As we mentioned, the subject of Stuart Free’s work is Tony’s Luncheonette which has been in business for over 55 years. Antonio Lombardo, the owner spoke with us about his shop in 2005:
“I bought this coffee shop in 1972. The storefront and interior are all original, including a very unique circular wrap-around counter. This Bensonhurst neighborhood has changed a lot over the years. It used to be a very Italian neighborhood with lots of large Italian families but now a lot of Chinese have moved in and they don’t usually eat here. Luckily, my wife and I own this building so we don’t have to worry about the increasing rents in the area or anything.”
This image has always been special to us, which is why we were so pleased when we recently received Stuart’s request to paint one of the façades featured in our book and that he had chosen Tony’s Luncheonette as his subject. We were flattered and excited to see the results. In the past artists have achieved wonderful results after being inspired by our store front photography.
Stuart Free is a fine artist/ painter living in London in the UK. He contacted us explaining that he has witnessed a similar predicament in London and has, for twenty years, painted rundown shop fronts, cinema facades, warehouses, derelict theatres and street-life, many of which has now long gone.
He explained that in London they continually face redevelopment and radical face-lifting, and more often than not all traces of the past are obliterated.

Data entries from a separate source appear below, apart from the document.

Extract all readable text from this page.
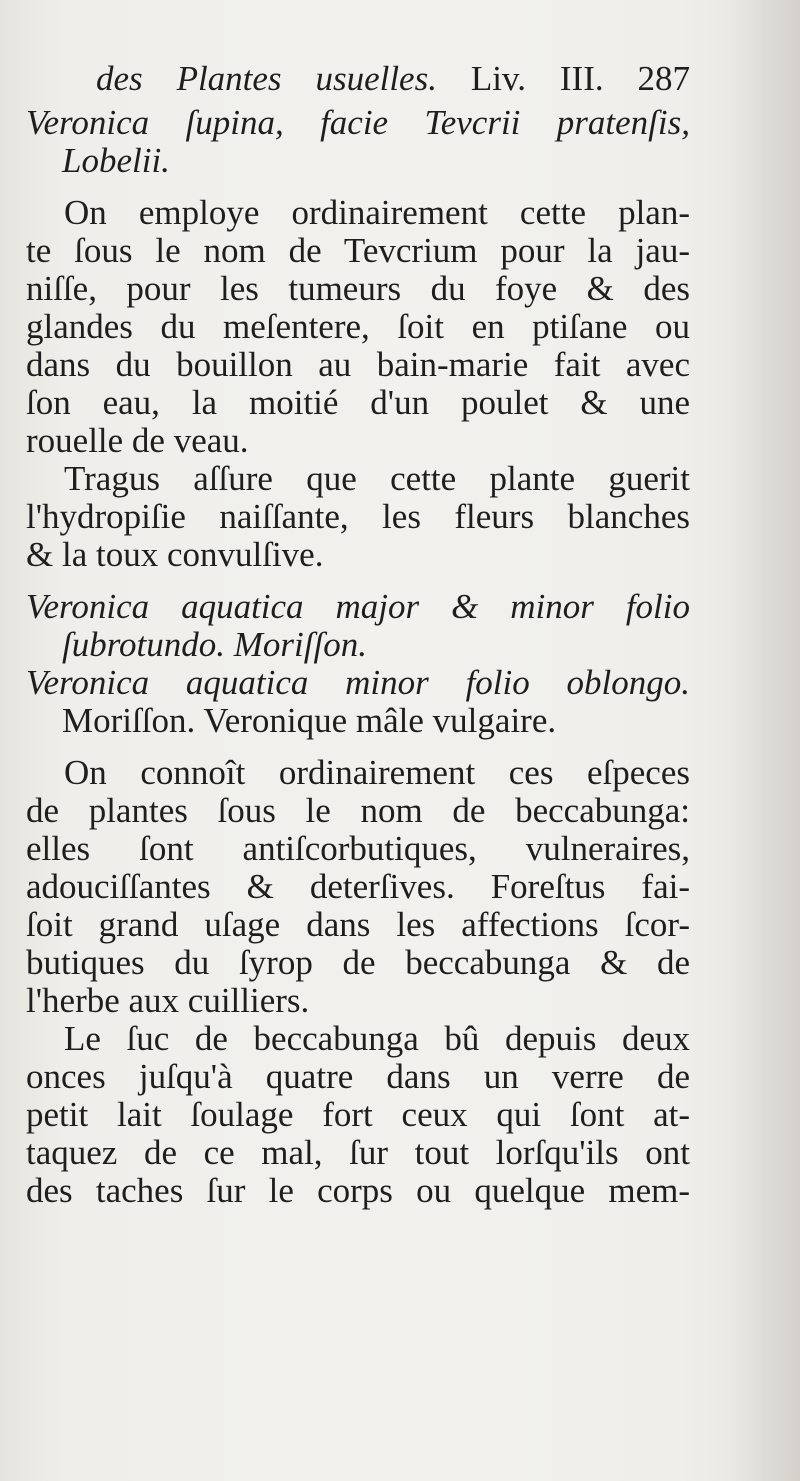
des Plantes usuelles. Liv. III. 287
Veronica ſupina, facie Tevcrii pratenſis,
Lobelii.
On employe ordinairement cette plan-
te ſous le nom de Tevcrium pour la jau-
niſſe, pour les tumeurs du foye & des
glandes du meſentere, ſoit en ptiſane ou
dans du bouillon au bain-marie fait avec
ſon eau, la moitié d'un poulet & une
rouelle de veau.
Tragus aſſure que cette plante guerit
l'hydropiſie naiſſante, les fleurs blanches
& la toux convulſive.
Veronica aquatica major & minor folio
ſubrotundo. Moriſſon.
Veronica aquatica minor folio oblongo.
Moriſſon. Veronique mâle vulgaire.
On connoît ordinairement ces eſpeces
de plantes ſous le nom de beccabunga:
elles ſont antiſcorbutiques, vulneraires,
adouciſſantes & deterſives. Foreſtus fai-
ſoit grand uſage dans les affections ſcor-
butiques du ſyrop de beccabunga & de
l'herbe aux cuilliers.
Le ſuc de beccabunga bû depuis deux
onces juſqu'à quatre dans un verre de
petit lait ſoulage fort ceux qui ſont at-
taquez de ce mal, ſur tout lorſqu'ils ont
des taches ſur le corps ou quelque mem-
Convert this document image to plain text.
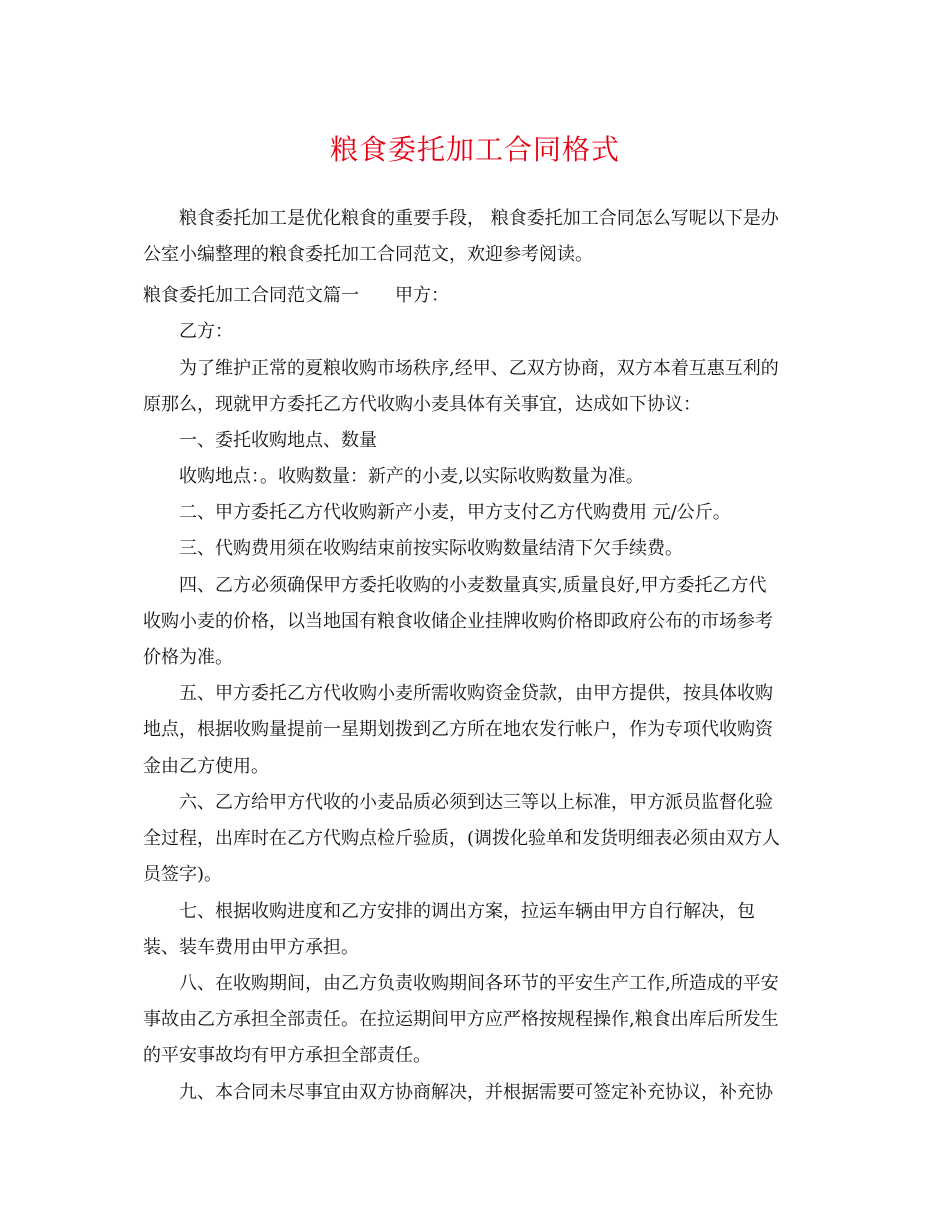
粮食委托加工合同格式
粮食委托加工是优化粮食的重要手段， 粮食委托加工合同怎么写呢以下是办
公室小编整理的粮食委托加工合同范文，欢迎参考阅读。
粮食委托加工合同范文篇一　　甲方：
乙方：
为了维护正常的夏粮收购市场秩序,经甲、乙双方协商，双方本着互惠互利的
原那么，现就甲方委托乙方代收购小麦具体有关事宜，达成如下协议：
一、委托收购地点、数量
收购地点：。收购数量：新产的小麦,以实际收购数量为准。
二、甲方委托乙方代收购新产小麦，甲方支付乙方代购费用 元/公斤。
三、代购费用须在收购结束前按实际收购数量结清下欠手续费。
四、乙方必须确保甲方委托收购的小麦数量真实,质量良好,甲方委托乙方代
收购小麦的价格，以当地国有粮食收储企业挂牌收购价格即政府公布的市场参考
价格为准。
五、甲方委托乙方代收购小麦所需收购资金贷款，由甲方提供，按具体收购
地点，根据收购量提前一星期划拨到乙方所在地农发行帐户，作为专项代收购资
金由乙方使用。
六、乙方给甲方代收的小麦品质必须到达三等以上标准，甲方派员监督化验
全过程，出库时在乙方代购点检斤验质，(调拨化验单和发货明细表必须由双方人
员签字)。
七、根据收购进度和乙方安排的调出方案，拉运车辆由甲方自行解决，包
装、装车费用由甲方承担。
八、在收购期间，由乙方负责收购期间各环节的平安生产工作,所造成的平安
事故由乙方承担全部责任。在拉运期间甲方应严格按规程操作,粮食出库后所发生
的平安事故均有甲方承担全部责任。
九、本合同未尽事宜由双方协商解决，并根据需要可签定补充协议，补充协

“For as long as I remember I have photographed this city with a passion for recording the streets before they vanish, needless to say I have thousands of documents and for twenty years I have been making large scale paintings of them for posterity and social historic value.”
He sent us shots of his work in progress as well as the finished work and we were amazed.
Here’s some of Staurt’s shots of his work in progress:
And the gorgeous finished painting complete with a shout-out to us… absolutely beautiful:
The skill, the time taken, the attention to detail and the obvious love of the subject matter made us feel incredible and totally unified with Staurt in our love for what we do.
Find more of Stuart Free’s brilliant work here:
In the future we will do a post compiling more artwork inspired by STORE FRONT: The Disappearing Face Of New York and highlight more of Stuart’s work painting stores we photographed.